You lived in Indonesia for nearly a decade, and filmed The Act of Killing over five years. How is it possible for a people, a country to forget genocide?

One of the chilling findings of the film is the consequences of denial. Anwar Congo and his friends, the perpetrators of the 1965 genocide, in general, have written a victor’s history to justify what they’ve done. And it’s done so, in part, because they are human beings and being human they know what’s right and what’s wrong. To avoid living most of their lives in anguish, like Adi Zulkadry (Anwar Congo’s friend) who says in the film that killing is the worst thing you can do, but if you are paid enough it becomes an excuse and you can lie to yourself. In keeping that lie, it only leads to a downward spiral of corruption and moral vacuum. After you’ve justified the killing, you now have to blame the victim to say it’s their fault and the worst part, you’ve to kill again, because if you don’t, it’s an admission that it was wrong the first time. The horrible thing here is the continuation of evil. Ordinary people know better than to remember events that are dangerous to talk about. The conditions in which forgetting a genocide become possible is a condition of moral and cultural vacuum, which you can see in the film. But the world in which we forget any genocide is an apocalyptic one.

You interviewed many perpetrators, Anwar was the 41st. How did he become your central character?

In my investigations, I tried to go deeper and it wasn’t that I was looking for the right character… but I lingered on Anwar because I felt that his pain was close to the surface. By this time I recognised that the boasting (by perpetrators) was not a sign of pride but a desperate need for them to feel that what they did was right, and that opened up a whole new understanding. I sensed that in Anwar, because the first day I met him he danced on the roof (after he showed how he killed his victim using wires), it was an extraordinary example of impunity, exactly what the survivors had told me earlier. In this boasting, you find a metaphor for a regime of impunity. So, instead of moving on to another perpetrator, I did something unique… I showed him the footage of himself on the roof which I had not done with any of the others. And that sent us down a rabbit hole for five years of my life and his life and led to 1,200 hours of footage.

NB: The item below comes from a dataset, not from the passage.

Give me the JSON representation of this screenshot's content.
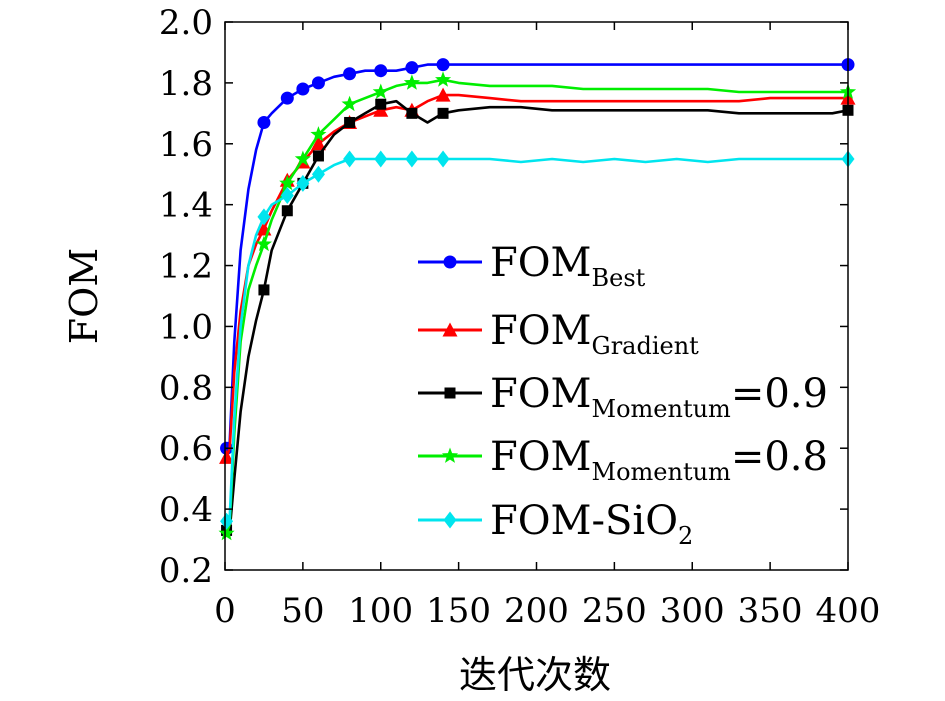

I showed him the footage hoping he would recognise himself, recognise the meaning of what he’s done. He was very disturbed but he dares not say it is awful. So he proposed changes to his clothes, he talked about improving his acting. He made the scene better, more cinematic, more fun. He kept proposing embellishments in which I saw an even more powerful metaphor for impunity… all the way to the final scene.

If this film hadn’t happened for Anwar, how would he have dealt with his guilt? As you say, his conscience is rattled, he is disturbed…

Anwar would’ve still been tormented by nightmares. It’s very frightening for Anwar… but above all, it doesn’t matter if it’s good for Anwar or not. The film is not a therapy for Anwar or other perpetrators. In this year’s presidential election, I think Anwar will be campaigning for some of the worst candidates and is already offering his celebrity support to them.